All enquiries to be directed to the British Popular Culture email address.
Confirmed speakers for 2026
We are happy to announce Jez Collins, founder and director of the Birmingham Music Archive C.I.C, Professor Abigail Gardner, University of Gloucestershire and Professor Oli Mould, Royal Holloway University of London, will be joining the conference this year.
Jez Collins is the founder and director of the Birmingham Music Archive C.I.C., a creative and cultural arts organisation that captures, documents and celebrates the music history, heritage and culture of Birmingham and its communities through a range of diverse and engaging projects.

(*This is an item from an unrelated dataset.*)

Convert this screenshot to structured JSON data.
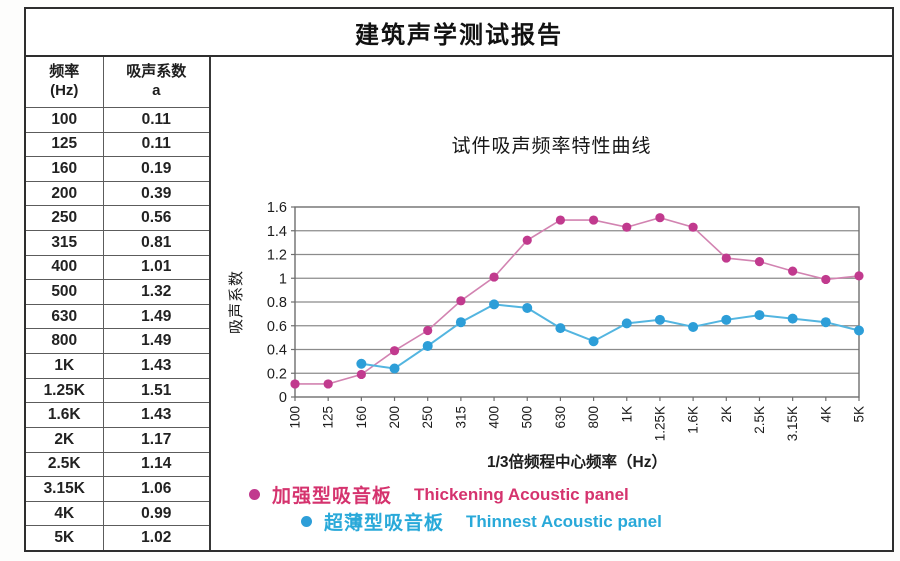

He is also founder of Atticus Creative & Cultural Consultancy, a cultural and creative consultancy that help develops cultural, creative, community and place-making strategies for those working in the built environment sector. In addition, Jez is a co-Director of Un-Convention C.I.C., a global grassroots music network that helps build sustainable music infrastructures and a widely published academic and public speaker. Jez sits on the Board for Soul City Arts and Digbeth Improvement District and he is a member of Bearwood Promoters in the Black Country, a group of voluntary music lovers who programme live music on a Victorian Bandstand.

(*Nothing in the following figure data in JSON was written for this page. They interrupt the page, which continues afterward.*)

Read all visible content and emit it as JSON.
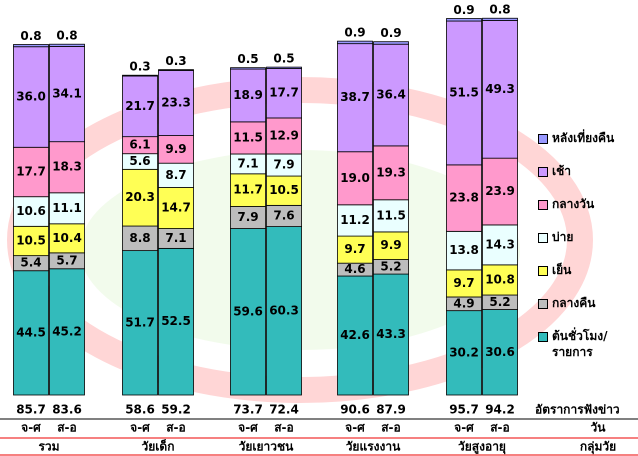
{
  "chart_data": {
    "type": "stacked_bar",
    "categories": [
      "จ-ศ",
      "ส-อ",
      "จ-ศ",
      "ส-อ",
      "จ-ศ",
      "ส-อ",
      "จ-ศ",
      "ส-อ",
      "จ-ศ",
      "ส-อ"
    ],
    "groups": [
      "รวม",
      "วัยเด็ก",
      "วัยเยาวชน",
      "วัยแรงงาน",
      "วัยสูงอายุ"
    ],
    "ratings": [
      85.7,
      83.6,
      58.6,
      59.2,
      73.7,
      72.4,
      90.6,
      87.9,
      95.7,
      94.2
    ],
    "row_labels": {
      "rating": "อัตราการฟังข่าว",
      "day": "วัน",
      "group": "กลุ่มวัย"
    },
    "ylim": [
      0,
      140
    ],
    "series": [
      {
        "name": "ต้นชั่วโมง/\nรายการ",
        "color": "#33bbbb",
        "values": [
          44.5,
          45.2,
          51.7,
          52.5,
          59.6,
          60.3,
          42.6,
          43.3,
          30.2,
          30.6
        ]
      },
      {
        "name": "กลางคืน",
        "color": "#bdbdbd",
        "values": [
          5.4,
          5.7,
          8.8,
          7.1,
          7.9,
          7.6,
          4.6,
          5.2,
          4.9,
          5.2
        ]
      },
      {
        "name": "เย็น",
        "color": "#ffff55",
        "values": [
          10.5,
          10.4,
          20.3,
          14.7,
          11.7,
          10.5,
          9.7,
          9.9,
          9.7,
          10.8
        ]
      },
      {
        "name": "บ่าย",
        "color": "#eaffff",
        "values": [
          10.6,
          11.1,
          5.6,
          8.7,
          7.1,
          7.9,
          11.2,
          11.5,
          13.8,
          14.3
        ]
      },
      {
        "name": "กลางวัน",
        "color": "#ff99cc",
        "values": [
          17.7,
          18.3,
          6.1,
          9.9,
          11.5,
          12.9,
          19.0,
          19.3,
          23.8,
          23.9
        ],
        "value_labels": [
          "17.7",
          "18.3",
          "6.1",
          "9.9",
          "11.5",
          "12.9",
          "19.0",
          "19.3",
          "23.8",
          "23.9"
        ]
      },
      {
        "name": "เช้า",
        "color": "#cc99ff",
        "values": [
          36.0,
          34.1,
          21.7,
          23.3,
          18.9,
          17.7,
          38.7,
          36.4,
          51.5,
          49.3
        ],
        "value_labels": [
          "36.0",
          "34.1",
          "21.7",
          "23.3",
          "18.9",
          "17.7",
          "38.7",
          "36.4",
          "51.5",
          "49.3"
        ]
      },
      {
        "name": "หลังเที่ยงคืน",
        "color": "#9999ff",
        "values": [
          0.8,
          0.8,
          0.3,
          0.3,
          0.5,
          0.5,
          0.9,
          0.9,
          0.9,
          0.8
        ]
      }
    ]
  }
}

Professor Abigail Gardner is Professor in Cultural Studies at the University of Gloucestershire’s School of Creative Arts. She researches popular music, gender, and ageing, and her latest book moved into Sound Studies. Listening, Belonging and Memory (Bloomsbury, 2023). She is currently researching for PJ Harvey: Place, Memory and the Magic of Dorset (Cambridge University Press). Other publications include Ageing and Contemporary Female Musicians (2019), PJ Harvey and Music Video Performance (2015) and, with Ros Jennings, Aging and Popular Music in Europe (2019) and Rock On: Women, Ageing and Popular Music (2012). She is leading a joint UKRI (UK Research and Innovation) funded project called Sound, Environment and Ageing: Bringing the Outside into Care Homes and has Erasmus + European projects with the most recent being a music and memory project called Mapping the Music of Migration. She was editor in chief of the International Association of Popular Music Journal 2022 - 2025.

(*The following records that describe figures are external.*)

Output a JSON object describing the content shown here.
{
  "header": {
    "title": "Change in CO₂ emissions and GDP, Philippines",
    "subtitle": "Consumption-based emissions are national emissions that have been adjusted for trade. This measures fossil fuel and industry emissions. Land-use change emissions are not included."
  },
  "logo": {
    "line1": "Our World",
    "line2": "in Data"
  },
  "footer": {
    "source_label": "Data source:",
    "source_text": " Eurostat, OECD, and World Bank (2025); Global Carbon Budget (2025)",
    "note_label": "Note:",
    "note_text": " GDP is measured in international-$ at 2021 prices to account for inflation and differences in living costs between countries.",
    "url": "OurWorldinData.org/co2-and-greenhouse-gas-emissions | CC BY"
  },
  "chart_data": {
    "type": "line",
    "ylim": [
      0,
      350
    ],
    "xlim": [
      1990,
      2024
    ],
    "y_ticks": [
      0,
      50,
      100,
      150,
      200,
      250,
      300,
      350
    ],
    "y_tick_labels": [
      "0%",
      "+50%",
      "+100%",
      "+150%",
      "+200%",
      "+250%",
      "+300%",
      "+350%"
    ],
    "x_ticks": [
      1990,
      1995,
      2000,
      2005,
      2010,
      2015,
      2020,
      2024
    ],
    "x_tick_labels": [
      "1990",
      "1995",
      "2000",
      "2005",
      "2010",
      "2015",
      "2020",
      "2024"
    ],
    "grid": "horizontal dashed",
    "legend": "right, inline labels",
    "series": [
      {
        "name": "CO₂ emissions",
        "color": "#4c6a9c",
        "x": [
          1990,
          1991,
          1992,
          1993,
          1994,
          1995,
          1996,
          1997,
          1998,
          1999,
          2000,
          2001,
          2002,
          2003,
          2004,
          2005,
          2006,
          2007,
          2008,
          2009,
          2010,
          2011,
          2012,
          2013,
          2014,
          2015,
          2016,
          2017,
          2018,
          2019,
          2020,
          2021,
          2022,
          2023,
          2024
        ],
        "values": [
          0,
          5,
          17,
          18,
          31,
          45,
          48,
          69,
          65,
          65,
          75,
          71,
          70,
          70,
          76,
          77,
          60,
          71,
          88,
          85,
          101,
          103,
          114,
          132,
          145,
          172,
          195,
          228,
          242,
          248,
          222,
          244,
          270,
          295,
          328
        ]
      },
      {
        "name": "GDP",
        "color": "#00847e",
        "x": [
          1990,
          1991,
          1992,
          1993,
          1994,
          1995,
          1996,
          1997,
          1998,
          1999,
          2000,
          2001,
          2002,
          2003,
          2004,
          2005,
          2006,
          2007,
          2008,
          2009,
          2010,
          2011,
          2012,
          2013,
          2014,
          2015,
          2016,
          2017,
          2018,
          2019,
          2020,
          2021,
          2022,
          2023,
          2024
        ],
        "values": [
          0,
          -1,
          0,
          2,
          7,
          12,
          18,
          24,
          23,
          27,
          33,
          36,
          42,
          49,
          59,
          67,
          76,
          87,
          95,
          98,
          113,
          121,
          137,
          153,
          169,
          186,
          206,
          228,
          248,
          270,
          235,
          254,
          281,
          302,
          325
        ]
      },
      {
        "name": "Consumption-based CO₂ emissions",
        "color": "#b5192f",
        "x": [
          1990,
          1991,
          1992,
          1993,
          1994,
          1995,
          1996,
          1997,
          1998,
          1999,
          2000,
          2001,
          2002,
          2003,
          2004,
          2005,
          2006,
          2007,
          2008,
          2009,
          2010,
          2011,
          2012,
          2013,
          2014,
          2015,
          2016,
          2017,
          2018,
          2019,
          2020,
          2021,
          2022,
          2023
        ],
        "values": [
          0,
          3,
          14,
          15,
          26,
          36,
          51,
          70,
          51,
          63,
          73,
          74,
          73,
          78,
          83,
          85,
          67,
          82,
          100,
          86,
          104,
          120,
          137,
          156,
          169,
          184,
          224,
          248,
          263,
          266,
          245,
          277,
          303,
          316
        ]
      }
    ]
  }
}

Oli Mould is a professor of human geography at Royal Holloway, University of London. He is the author of four books including Against Creativity (2018), Seven Ethics Against Capitalism (2021) and the forthcoming Postcapitalist Cities (2026). His research focus on radical politics, urban life, mutual aid and activism.
Oli's Talk
Creativity is a bad concept. We're all familiar with a particular rendition of creativity as a way to better ourselves and our economies, but this version has stifled what it means to be actually creative. In this talk, we will explore why being creative under contemporary capitalism is bad, and instead engages with more recalcitrant ways of being creative: specifically through psychedelic experiences (broadly defined). Under capitalism, creativity is instrumentalised; it is reduced to productivity, innovation, and market value. Instead, I want to advocate for a psychedelic version of creativity – one that popular culture has provided for us in many versions throughout the decades – may resist enclosure by rejecting individualism, embracing ambiguity, and fostering non-exploitative forms of connection and meaning-making. In doing so, it challenges the neoliberal appropriation of the ‘creative subject’ and opens space for alternative imaginaries of art, labour, and life, rooted in mutuality, care, and a deep material and ecological consciousness. Psychedelic experience becomes, here, not an escape, but a politicised reorientation: a means of seeing, sensing, and creating otherwise.